I let out a loud sigh when we finally arrived at the train station. Two minutes after, the train was approaching platform and an unpleasant sensation in my stomach appeared. I was trembling and my only thought was that I wanted to run away immediately. I knew I was stuck here though, since Spencer would kill me if I moved. I didn't know how to act with him anymore. We barely talked since he was gone with the band and even we he called me, it was awkward. It was all my fault, I was not idiot, I knew I was overthinking, but the only words that I really wanted to say on the phone were 'why did you see her ?' but I didn't want to act like the jealous girl i was, so I didn't say anything and our conversation ended up really really awkward. We hadn't really talked after, a certain distance appeared between us from since then.

I swallowed hard as I saw the passengers beginning to converge towards the exit, which was a few meters away from us. What was I going to say ? I felt so awkward, I felt like we were back to the first days, to when we met and I didn't know whether it was a good thing or not.
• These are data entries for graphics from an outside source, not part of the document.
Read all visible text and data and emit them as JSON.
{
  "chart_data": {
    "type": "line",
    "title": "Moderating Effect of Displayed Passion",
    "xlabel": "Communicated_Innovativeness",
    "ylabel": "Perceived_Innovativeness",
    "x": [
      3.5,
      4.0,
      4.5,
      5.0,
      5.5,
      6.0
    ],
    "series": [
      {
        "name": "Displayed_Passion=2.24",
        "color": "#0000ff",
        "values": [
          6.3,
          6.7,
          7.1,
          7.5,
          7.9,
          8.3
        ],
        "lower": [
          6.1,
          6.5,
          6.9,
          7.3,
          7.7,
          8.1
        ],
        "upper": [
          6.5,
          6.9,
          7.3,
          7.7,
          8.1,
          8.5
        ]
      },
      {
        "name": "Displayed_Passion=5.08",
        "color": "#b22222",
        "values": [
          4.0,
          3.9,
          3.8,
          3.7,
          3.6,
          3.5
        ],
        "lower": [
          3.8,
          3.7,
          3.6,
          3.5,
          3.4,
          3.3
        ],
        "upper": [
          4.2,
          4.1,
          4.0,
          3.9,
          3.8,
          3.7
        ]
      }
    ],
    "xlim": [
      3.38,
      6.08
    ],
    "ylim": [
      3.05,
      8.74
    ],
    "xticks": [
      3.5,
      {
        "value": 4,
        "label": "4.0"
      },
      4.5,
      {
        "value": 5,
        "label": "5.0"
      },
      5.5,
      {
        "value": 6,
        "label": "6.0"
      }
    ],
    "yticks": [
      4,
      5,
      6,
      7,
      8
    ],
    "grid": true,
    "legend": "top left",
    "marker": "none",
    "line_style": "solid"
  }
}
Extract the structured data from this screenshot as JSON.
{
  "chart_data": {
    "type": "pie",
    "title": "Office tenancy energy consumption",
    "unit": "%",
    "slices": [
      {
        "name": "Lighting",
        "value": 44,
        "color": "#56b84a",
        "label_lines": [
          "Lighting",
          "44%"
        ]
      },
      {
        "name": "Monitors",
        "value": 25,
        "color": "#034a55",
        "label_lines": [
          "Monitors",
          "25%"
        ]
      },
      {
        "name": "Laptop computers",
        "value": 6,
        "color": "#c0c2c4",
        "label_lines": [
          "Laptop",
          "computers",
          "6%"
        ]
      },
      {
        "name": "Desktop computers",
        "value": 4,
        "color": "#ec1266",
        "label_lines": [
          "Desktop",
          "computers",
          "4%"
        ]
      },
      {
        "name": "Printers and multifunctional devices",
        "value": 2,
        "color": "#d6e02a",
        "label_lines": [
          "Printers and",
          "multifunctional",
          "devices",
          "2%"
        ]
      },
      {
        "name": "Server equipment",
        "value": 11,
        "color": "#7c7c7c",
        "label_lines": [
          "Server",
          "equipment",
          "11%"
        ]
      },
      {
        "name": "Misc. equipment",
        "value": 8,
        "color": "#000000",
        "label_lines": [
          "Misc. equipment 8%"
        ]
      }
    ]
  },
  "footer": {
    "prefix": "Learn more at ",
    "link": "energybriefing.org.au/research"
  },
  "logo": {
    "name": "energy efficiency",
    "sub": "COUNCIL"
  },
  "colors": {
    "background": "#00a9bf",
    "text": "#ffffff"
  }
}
I thought I had changed lately, I thought I wasn't as embarrassed in public as I was before, I thought I wasn't as awkward and shy as I used to be, although it seemed like I still was. "Clary !" A voice yelled my name and the next second, I was pulled into a tight hug. I giggled, recognizing my mysterious hugger.

"Hi Connor." I greeted him warmly, hugging him back. "You good ?" He nodded and grinned at me, letting me go. Tristan soon was in my arms too, squeezing me a bit less than Connor did. He looked quite tired. "Get a room !" I laughed at James and Spencer practically eating themselves next to us. She let go of James and I greeted him too.

"Oh, the sleepy bear's here." I froze as Tristan spoke behind me. I forgot him for a moment. I made a step towards the exit but I felt someone gripping my wrist.

"Don't you dare." Spencer whispered, gave me an angry look and then let me go when she knew I wouldn't run away. "We'll wait for you over there." She said, pointing some seats a bit further and they all nodded, walking away from me, from us. I took a deep breath and turned around. He has a grey sweat, his hood covering his curls, and black sweatpants. Hot, uh ? He looked so tired though. He had big blue bags under his eyes, which were half closed. He walked closer and closer to me and stopped a meter away from me. I gathered my courage.